One of the genetics researchers I was talking to at the 50th anniversary of Medical Genetics at the UW pointed out the major problem he and his Chinese research lab (he's Scottish, by the way) have is the quality and sourcing of any pharmaceuticals or any materials.
The only way they can be sure what they get is really what it's supposed to be is to follow it every step of the way from the source to the lab, because cheating and other fraudulent practices are endemic in current Chinese supply chains.
Chinese corruption is the prorblem, nothing else.
This kind of fraud is hardly unique to this era; adulteration, for example, had a long history in Victorian England and the US. If anything, an era when it does not exist is an anomaly.
Nicely done analogy.
The Heparin scandal disturbs me a great deal. But let's not forget that American companies sell broken shit to China too. I've seen it happen firsthand with consumer electronics that didn't pass QA for the American market. Capitalism requires the rule of law; when there's minimal downside to cheating, people cheat.
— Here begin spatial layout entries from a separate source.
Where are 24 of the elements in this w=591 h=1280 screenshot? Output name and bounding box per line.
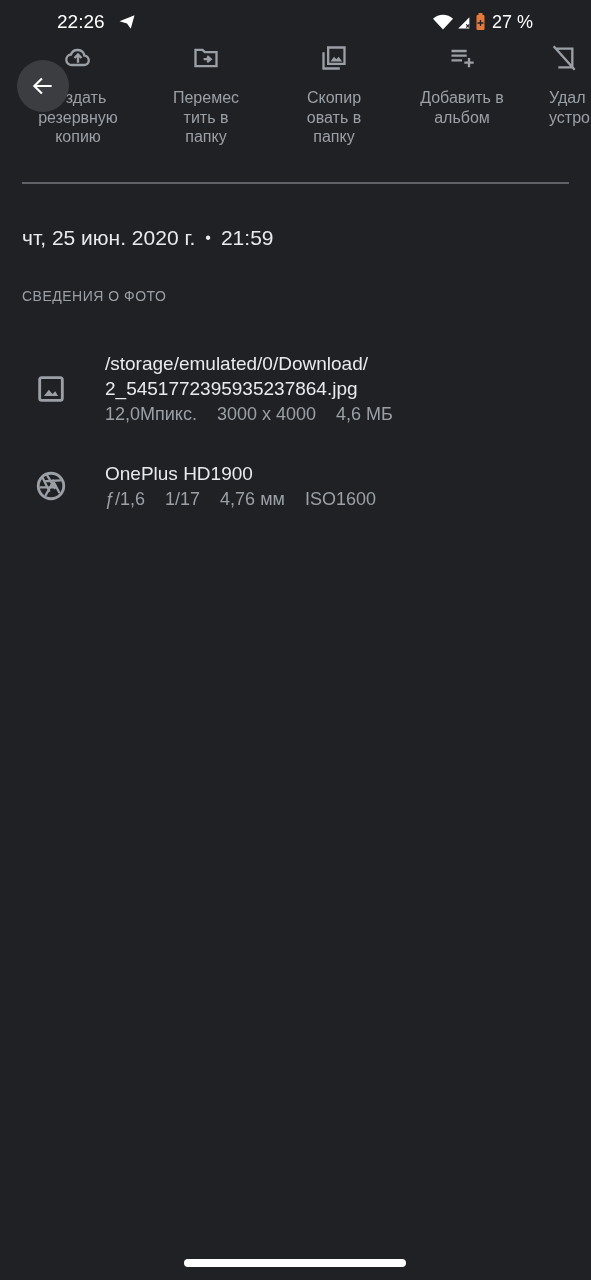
detail-value: 12,0Мпикс. xyxy=(105,402,197,426)
detail-value: ƒ/1,6 xyxy=(105,487,146,511)
photo-date: чт, 25 июн. 2020 г. xyxy=(22,225,196,251)
clock: 22:26 xyxy=(57,9,105,34)
aperture-icon xyxy=(34,469,68,503)
action-button[interactable]: Скопир овать в папку xyxy=(270,44,398,164)
battery-level: 27 % xyxy=(491,10,533,34)
detail-title: /storage/emulated/0/Download/ 2_5451772395935237864.jpg xyxy=(105,351,369,401)
photo-library-icon xyxy=(320,44,348,72)
wifi-icon xyxy=(432,14,453,30)
action-button[interactable]: здать резервную копию xyxy=(14,44,142,164)
detail-title: OnePlus HD1900 xyxy=(105,461,254,486)
separator-dot: • xyxy=(205,227,211,248)
detail-value: 3000 x 4000 xyxy=(216,402,316,426)
section-title: СВЕДЕНИЯ О ФОТО xyxy=(21,286,168,306)
photo-time: 21:59 xyxy=(220,225,274,251)
detail-value: 1/17 xyxy=(165,487,201,511)
detail-value: 4,76 мм xyxy=(220,487,285,511)
detail-value: ISO1600 xyxy=(304,487,376,511)
action-button[interactable]: Добавить в альбом xyxy=(398,44,526,164)
battery-icon xyxy=(474,13,486,31)
detail-value: 4,6 МБ xyxy=(336,402,393,426)
action-button[interactable]: Удал устро xyxy=(526,44,591,164)
action-button[interactable]: Перемес тить в папку xyxy=(142,44,270,164)
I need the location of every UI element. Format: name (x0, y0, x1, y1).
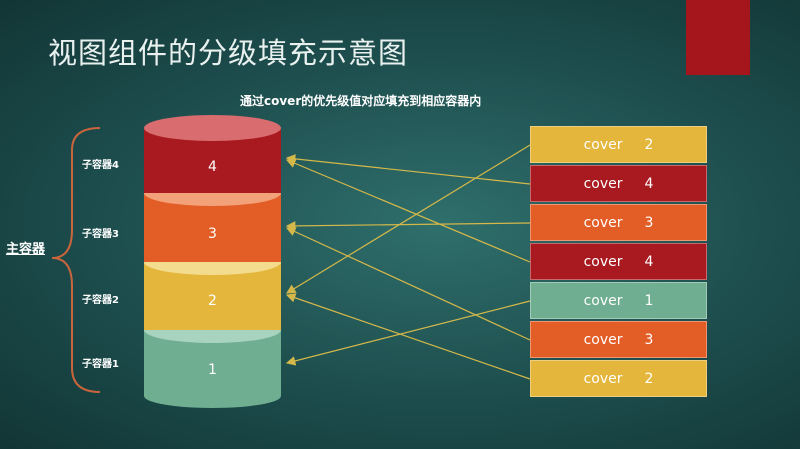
cover-name: cover (583, 136, 623, 153)
cover-priority: 4 (644, 175, 654, 192)
cover-name: cover (583, 175, 623, 192)
cylinder-2: 2 (144, 249, 281, 330)
sub-container-label-3: 子容器3 (82, 229, 119, 240)
cover-priority: 3 (644, 331, 654, 348)
cover-priority: 2 (644, 136, 654, 153)
cover-name: cover (583, 253, 623, 270)
cover-priority: 2 (644, 370, 654, 387)
arrow-cover4a-to-c4 (285, 154, 531, 185)
cover-box-7: cover 2 (530, 360, 707, 397)
cylinder-1-number: 1 (208, 362, 217, 378)
main-container-label: 主容器 (6, 242, 46, 257)
cover-name: cover (583, 214, 623, 231)
arrow-cover4b-to-c4 (285, 158, 531, 263)
cover-box-3: cover 3 (530, 204, 707, 241)
arrow-cover2a-to-c2 (285, 144, 531, 294)
arrow-cover3a-to-c3 (285, 221, 531, 231)
cylinder-4: 4 (144, 115, 281, 193)
cover-priority: 3 (644, 214, 654, 231)
cover-box-2: cover 4 (530, 165, 707, 202)
cylinder-4-top (144, 115, 281, 141)
connector-arrows (285, 144, 531, 380)
cover-priority: 4 (644, 253, 654, 270)
cover-name: cover (583, 370, 623, 387)
cover-box-1: cover 2 (530, 126, 707, 163)
cover-name: cover (583, 292, 623, 309)
cylinder-2-number: 2 (208, 293, 217, 309)
cover-box-4: cover 4 (530, 243, 707, 280)
sub-container-label-2: 子容器2 (82, 295, 119, 306)
cover-name: cover (583, 331, 623, 348)
cover-box-5: cover 1 (530, 282, 707, 319)
arrow-cover3b-to-c3 (285, 227, 531, 341)
arrow-cover1-to-c1 (285, 300, 531, 366)
cylinder-4-number: 4 (208, 159, 217, 175)
cover-priority: 1 (644, 292, 654, 309)
sub-container-label-1: 子容器1 (82, 359, 119, 370)
sub-container-label-4: 子容器4 (82, 160, 119, 171)
arrow-cover2b-to-c2 (285, 293, 531, 380)
cover-box-6: cover 3 (530, 321, 707, 358)
cylinder-3-number: 3 (208, 226, 217, 242)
You're beginning to sound like Charles, towards the end there.
@8. You put your finger on it. Laws and regulation are the only way to force solutions rather than frauds.
@1. Thank-you. I've corrected the link.
The modern mania for deregulation, promoted under the sweet-sounding aegis of 'free-trade' ("see, it's got 'free' right there in the name! Who could be against freedom?") seems to inevitably lead to a Yankee-Trader style, caveat-emptor marketplace. It does not require an overarching, malevolent conspiracy to bring about effects like this, just an atmosphere like the one you describe, where the upside of unethical behavior outweighs the downside. Laissez-faire regulatory approaches seem to inevitably breed many little conspiracies, of factory managers substituting melamine, builders substituting substandard concrete, bonds traders substituting junk bonds. It doesn't require malice, just greed and a profound lack of foresight. The malicious effects take care of themselves.
The idea that government oversight of business is nothing but an unnecessary hindrance is such transparent bullshit that it's amazing how thoroughly it has taken root in the public consciousness. With story after story of the disastrous effects of this approach breaking on a daily basis, it boggles the mind that media reporting on these undlessly unfolding crises so rarely bothers to put two and two together.
the problem with government oversight as it is and presumably would be in the future is that is so fundamentally conflicted about what it's job is as regulators. When the government finally gets a mandate from those that elect people to positions rather than who funds campaigns, maybe regulation will be sufficiently and practically applied.
It isn't enough to say more regulation is required if the net effect doesnt change.
Exactly, @11. But you also need competence, something that GOP appointees never have and never will.
i think regulation actually needs some teeth. more regulation of handslaps isn't actually encouraging anyone to stop fraudulent behavior, it merely makes it a cost of doing business. if regulation had the balls to penalize people in ways that mattered to the person and the business, we might see less of it.
Two distinct issues exist here, the failure of the Hobbesian capitalistic state (embodied by contemporary China) to efficiently produce legitimate products--as the most corrupt have such an advantage--and the inability to regulate the impossible into existence.
The world, with declining natural resources, needs to become six times as productive in a decade or two; it's not clear this is possible. It certainly won't happen in a regulation-free war of all against all. The only chance is with some rules to weed out the most heinously corrupt.
Nor would it happen if you simply demand the impossible--like asking all new cars to be powered by perpetual motion engines.
is it impossible to ask for people to enforce rules in existence before creating new ones they would subsequently half- assedly enforce?
I'd guess that the rules are necessary, but not sufficient to get where you want to go re corruption. Culture is the ultimate arbeiter of behavior, not law. Law exists merely to protect the culture from being damaged. Our long lasting state of lawlessness and lack of real justice (in the financial and commercial realm) has damaged our culture such that dishonesty seems normal - the culture has been bent for so long that it's now stuck that way.
Changing the laws is necessary, but it may take some time for the culture to respond. And as Bellevue points out you need a willing enforcement arm, and the Bush admin has been running around with a scythe whacking away at that part, too...
The issue of culure is an intteresting one I think there might be merit with that, but i'd also point out that the government hasn't provided any answers into shaping the incentives to not be skewed towards causing calamity.
Like Realtors for instance. Should an agent that sells a product that is subsidized by the government be held accountable if they use deception to encourage sales (I hate NAR for all the lying and phoniness they spout)? Or Mortgage Brokers? or appraisers? one of the problematic obstacles to squashing the bubble before it started was that local governments benefitted from these inflated prices and appraisals through property taxes...
Its like eexpecting a warden to stop prisoners from fighting when he makes money by orchestraring fights.
you know what should really piss all of you off? the bear stearns shit. http://market-ticker.denninger.net/2008/03/insanity-of-bear-stearns-jpm-continues.html
Charles is beating off to this post right now.
Do you mean that coke was not 100 per cent pure? God, the guy lied to me.